In a brief radio interview on Sunday morning, Tulsa mayor Dewey Bartlett confirmed the arrests of two suspects in the shootings and was then asked about how the city of Tulsa was coping with the situation. He acknowledged the racial and geographical divides that pull people apart but pointed to one thing that, above all, has been a uniting factor for the city--the influence of religious communities.
"Tulsa, as most cities in the mid part of our country, is a very religious community," he said. "We have a lot of churches, a lot of involvement by the religious community and I've become very convinced that the religious community--the entirety of the religious community--has a strong capability of overcoming a lot of whatever could be either economic divisions or racial problems, certainly gang-related issues, because they cross all lines."
Bartlett, who is a practicing Catholic, went on to say that not only is religion able to help people overcome their differences, it is a determining factor in helping people get their lives on the right path.
"[Religious communities] have the ability to bring people together into a family environment and give people a chance of trying to make a determination of whether or not their lives are going down the right path or if they might see an option of doing something that would improve their lives," he said.

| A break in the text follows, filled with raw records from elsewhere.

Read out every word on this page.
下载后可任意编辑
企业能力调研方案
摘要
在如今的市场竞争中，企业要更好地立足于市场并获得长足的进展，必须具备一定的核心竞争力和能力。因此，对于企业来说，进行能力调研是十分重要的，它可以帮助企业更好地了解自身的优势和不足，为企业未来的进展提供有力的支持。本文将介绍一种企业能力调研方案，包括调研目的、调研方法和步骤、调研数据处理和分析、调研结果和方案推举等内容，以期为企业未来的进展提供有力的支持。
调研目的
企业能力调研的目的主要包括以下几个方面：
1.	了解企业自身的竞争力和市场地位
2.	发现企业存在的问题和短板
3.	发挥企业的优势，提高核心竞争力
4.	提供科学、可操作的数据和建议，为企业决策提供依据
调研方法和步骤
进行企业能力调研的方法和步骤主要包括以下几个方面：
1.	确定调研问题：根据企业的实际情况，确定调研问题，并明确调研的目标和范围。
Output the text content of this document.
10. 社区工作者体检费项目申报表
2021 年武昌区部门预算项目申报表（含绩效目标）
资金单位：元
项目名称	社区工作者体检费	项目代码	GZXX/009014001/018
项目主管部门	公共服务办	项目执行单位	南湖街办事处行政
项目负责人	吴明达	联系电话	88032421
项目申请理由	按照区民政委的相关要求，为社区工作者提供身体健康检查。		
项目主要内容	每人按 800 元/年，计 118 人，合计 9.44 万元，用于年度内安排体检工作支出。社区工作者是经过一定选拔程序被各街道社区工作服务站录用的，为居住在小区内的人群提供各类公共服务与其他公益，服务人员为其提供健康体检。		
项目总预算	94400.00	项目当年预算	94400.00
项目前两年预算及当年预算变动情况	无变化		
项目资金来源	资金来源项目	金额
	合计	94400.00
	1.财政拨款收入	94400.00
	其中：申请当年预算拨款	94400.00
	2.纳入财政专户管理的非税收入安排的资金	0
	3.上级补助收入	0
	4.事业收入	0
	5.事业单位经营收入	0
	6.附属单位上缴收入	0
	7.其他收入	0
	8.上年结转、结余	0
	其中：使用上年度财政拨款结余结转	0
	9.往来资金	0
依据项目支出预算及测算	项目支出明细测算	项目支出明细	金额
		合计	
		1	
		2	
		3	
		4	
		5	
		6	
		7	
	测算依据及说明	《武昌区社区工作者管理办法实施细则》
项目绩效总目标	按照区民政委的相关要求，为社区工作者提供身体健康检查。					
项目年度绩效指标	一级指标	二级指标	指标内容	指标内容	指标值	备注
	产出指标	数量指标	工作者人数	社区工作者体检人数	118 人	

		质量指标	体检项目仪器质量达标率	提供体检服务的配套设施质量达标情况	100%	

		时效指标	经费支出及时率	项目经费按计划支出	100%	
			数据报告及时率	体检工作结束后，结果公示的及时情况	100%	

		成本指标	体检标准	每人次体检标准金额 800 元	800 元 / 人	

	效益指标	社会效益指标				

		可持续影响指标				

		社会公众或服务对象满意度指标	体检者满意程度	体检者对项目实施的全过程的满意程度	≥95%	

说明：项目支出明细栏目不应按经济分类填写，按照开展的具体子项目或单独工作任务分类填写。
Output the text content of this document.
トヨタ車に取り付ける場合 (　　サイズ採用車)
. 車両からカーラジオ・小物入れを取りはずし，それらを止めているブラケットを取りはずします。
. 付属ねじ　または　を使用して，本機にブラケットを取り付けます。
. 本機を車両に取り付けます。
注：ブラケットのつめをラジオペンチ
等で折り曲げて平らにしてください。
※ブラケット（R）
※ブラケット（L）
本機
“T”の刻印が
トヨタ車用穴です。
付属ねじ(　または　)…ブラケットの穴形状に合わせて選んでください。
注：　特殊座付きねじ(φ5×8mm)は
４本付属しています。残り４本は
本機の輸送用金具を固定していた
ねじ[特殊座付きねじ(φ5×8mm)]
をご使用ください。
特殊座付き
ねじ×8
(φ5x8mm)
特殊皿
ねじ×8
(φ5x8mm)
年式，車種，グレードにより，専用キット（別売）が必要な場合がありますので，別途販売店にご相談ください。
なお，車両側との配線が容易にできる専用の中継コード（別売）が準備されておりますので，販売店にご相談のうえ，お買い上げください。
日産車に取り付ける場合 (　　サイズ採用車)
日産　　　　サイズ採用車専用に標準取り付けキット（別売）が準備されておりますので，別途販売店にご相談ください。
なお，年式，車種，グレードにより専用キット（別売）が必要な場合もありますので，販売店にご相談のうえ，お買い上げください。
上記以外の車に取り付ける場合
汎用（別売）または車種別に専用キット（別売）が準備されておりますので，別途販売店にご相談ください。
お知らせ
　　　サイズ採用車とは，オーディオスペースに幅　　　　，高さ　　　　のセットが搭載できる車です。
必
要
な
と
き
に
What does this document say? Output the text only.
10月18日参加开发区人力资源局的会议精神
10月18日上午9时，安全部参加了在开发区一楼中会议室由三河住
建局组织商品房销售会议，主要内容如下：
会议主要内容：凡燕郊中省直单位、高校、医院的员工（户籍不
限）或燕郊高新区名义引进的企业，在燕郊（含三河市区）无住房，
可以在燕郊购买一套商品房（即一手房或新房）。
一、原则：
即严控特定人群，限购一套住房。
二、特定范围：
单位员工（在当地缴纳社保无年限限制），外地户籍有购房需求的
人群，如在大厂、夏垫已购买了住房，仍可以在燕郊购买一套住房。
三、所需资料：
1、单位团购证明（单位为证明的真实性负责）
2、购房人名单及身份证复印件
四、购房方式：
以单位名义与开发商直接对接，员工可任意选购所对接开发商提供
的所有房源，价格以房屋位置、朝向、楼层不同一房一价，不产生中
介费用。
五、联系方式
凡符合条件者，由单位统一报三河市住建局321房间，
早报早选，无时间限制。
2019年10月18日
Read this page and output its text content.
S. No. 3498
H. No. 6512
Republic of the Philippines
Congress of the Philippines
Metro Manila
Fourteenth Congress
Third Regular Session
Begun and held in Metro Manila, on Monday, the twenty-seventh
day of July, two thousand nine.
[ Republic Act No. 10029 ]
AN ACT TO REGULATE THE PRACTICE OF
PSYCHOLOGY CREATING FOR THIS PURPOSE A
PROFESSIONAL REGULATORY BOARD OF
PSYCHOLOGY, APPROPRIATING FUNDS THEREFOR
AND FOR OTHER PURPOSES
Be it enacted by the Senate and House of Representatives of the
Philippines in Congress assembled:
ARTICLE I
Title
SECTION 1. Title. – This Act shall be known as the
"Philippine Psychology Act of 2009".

We know that often religion itself can be a dividing factor that pulls people apart and pits groups against one another. But here, in the midst of tragedy, it was refreshing to hear an elected representative say that we need religion to help us overcome our differences. Unlike politicians who use their faith as a campaign talking point, Bartlett made no mention of his own beliefs. He didn't put a spotlight on any one church or even invoke the name of God or Jesus. He just pointed to faith as being the key to recovery, no matter what religious tradition it might be.
For others who are experiencing their own turmoil, Bartlett's words serve as a helpful reminder of just how valuable a resource our religious communities can be.